Similar to previous studies, we found a significant decrease in the incidence of ischemic stroke, with a concomitant reduction in bleeding events. In addition, we found that non-bleeding-related and non-thrombosis-related hospitalizations also decreased, which reassures that the benefit of LAAO in terms of bleeding-/thrombosis-related hospitalizations is not counterbalanced by complication-related hospitalizations.

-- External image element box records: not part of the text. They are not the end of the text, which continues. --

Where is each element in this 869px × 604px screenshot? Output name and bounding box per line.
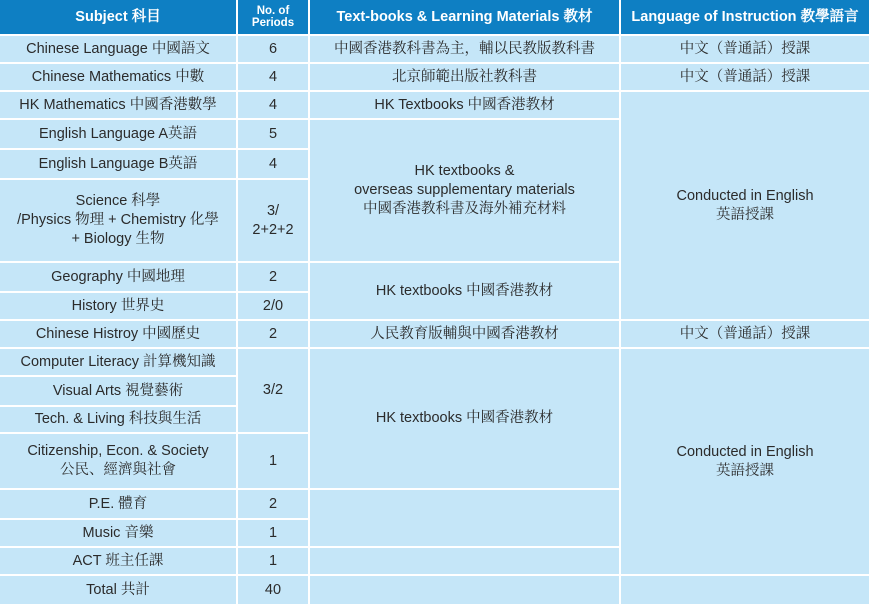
materials-cell: 中國香港教科書為主，輔以民教版教科書 [310, 36, 619, 62]
materials-cell: HK Textbooks 中國香港教材 [310, 92, 619, 118]
periods-cell: 3/ 2+2+2 [238, 180, 308, 261]
subject-cell: Tech. & Living 科技與生活 [0, 407, 236, 432]
periods-cell: 4 [238, 150, 308, 178]
total-materials-blank [310, 576, 619, 604]
materials-cell: 人民教育版輔與中國香港教材 [310, 321, 619, 347]
subject-cell: Geography 中國地理 [0, 263, 236, 291]
materials-cell-merged: HK textbooks 中國香港教材 [310, 263, 619, 319]
periods-cell: 2 [238, 490, 308, 518]
materials-cell-merged: HK textbooks & overseas supplementary materials 中國香港教科書及海外補充材料 [310, 120, 619, 261]
subject-cell: HK Mathematics 中國香港數學 [0, 92, 236, 118]
total-language-blank [621, 576, 869, 604]
subject-cell: Chinese Mathematics 中數 [0, 64, 236, 90]
periods-cell: 2/0 [238, 293, 308, 319]
subject-cell: Music 音樂 [0, 520, 236, 546]
materials-cell-blank [310, 490, 619, 546]
header-subject: Subject 科目 [0, 0, 236, 34]
subject-cell: Chinese Language 中國語文 [0, 36, 236, 62]
periods-cell: 2 [238, 263, 308, 291]
periods-cell: 1 [238, 434, 308, 488]
subject-cell: Visual Arts 視覺藝術 [0, 377, 236, 405]
language-cell: 中文（普通話）授課 [621, 36, 869, 62]
periods-cell: 1 [238, 520, 308, 546]
materials-cell-merged: HK textbooks 中國香港教材 [310, 349, 619, 488]
total-label: Total 共計 [0, 576, 236, 604]
subject-cell: P.E. 體育 [0, 490, 236, 518]
periods-cell: 6 [238, 36, 308, 62]
language-cell: 中文（普通話）授課 [621, 64, 869, 90]
header-language: Language of Instruction 教學語言 [621, 0, 869, 34]
subject-cell: English Language B英語 [0, 150, 236, 178]
periods-cell: 4 [238, 92, 308, 118]
subject-cell: English Language A英語 [0, 120, 236, 148]
periods-cell: 5 [238, 120, 308, 148]
periods-cell-merged: 3/2 [238, 349, 308, 432]
language-cell: 中文（普通話）授課 [621, 321, 869, 347]
subject-cell: Citizenship, Econ. & Society 公民、經濟與社會 [0, 434, 236, 488]
subject-cell: ACT 班主任課 [0, 548, 236, 574]
subject-cell: Computer Literacy 計算機知識 [0, 349, 236, 375]
header-periods: No. of Periods [238, 0, 308, 34]
total-periods: 40 [238, 576, 308, 604]
subject-cell: History 世界史 [0, 293, 236, 319]
periods-cell: 2 [238, 321, 308, 347]
periods-cell: 1 [238, 548, 308, 574]
materials-cell-blank [310, 548, 619, 574]
language-cell-merged: Conducted in English 英語授課 [621, 92, 869, 319]
header-materials: Text-books & Learning Materials 教材 [310, 0, 619, 34]
subject-cell: Chinese Histroy 中國歷史 [0, 321, 236, 347]
subject-cell: Science 科學 /Physics 物理 + Chemistry 化學 + Biology 生物 [0, 180, 236, 261]
materials-cell: 北京師範出版社教科書 [310, 64, 619, 90]
language-cell-merged: Conducted in English 英語授課 [621, 349, 869, 574]
periods-cell: 4 [238, 64, 308, 90]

NRD is an administrative database and is subject to possible miscoding for cause of hospitalization. Our study cannot account for patients who died out of hospital, and thus may underestimate the totality of the morbidity and mortality associated with transcatheter LAAO. All analyses are limited to one calendar year, and long-term outcomes could not be assessed, but our pre- and post-procedure windows of 6.5 and 5.5 months were long enough to capture substantial rates of hospitalization in this high-risk patient population. Finally, all patients in our study underwent transcatheter LAAO, and we therefore cannot assess the incidence of hospitalizations in medically managed patients in the absence of this procedure.

In conclusion, using a contemporary, nationally representative real-world dataset, we found that transcatheter LAAO is associated with a significant decrease in all-cause, bleeding-related and thrombosis-related hospitalizations. These findings lend support to the current use of transcatheter LAAO in clinical practice for patients with contraindications to OAC and/or at high risk of bleeding. Future studies are needed to evaluate the cost-effectiveness of LAAO.

Conflict of interest

The authors declare no conflict of interest.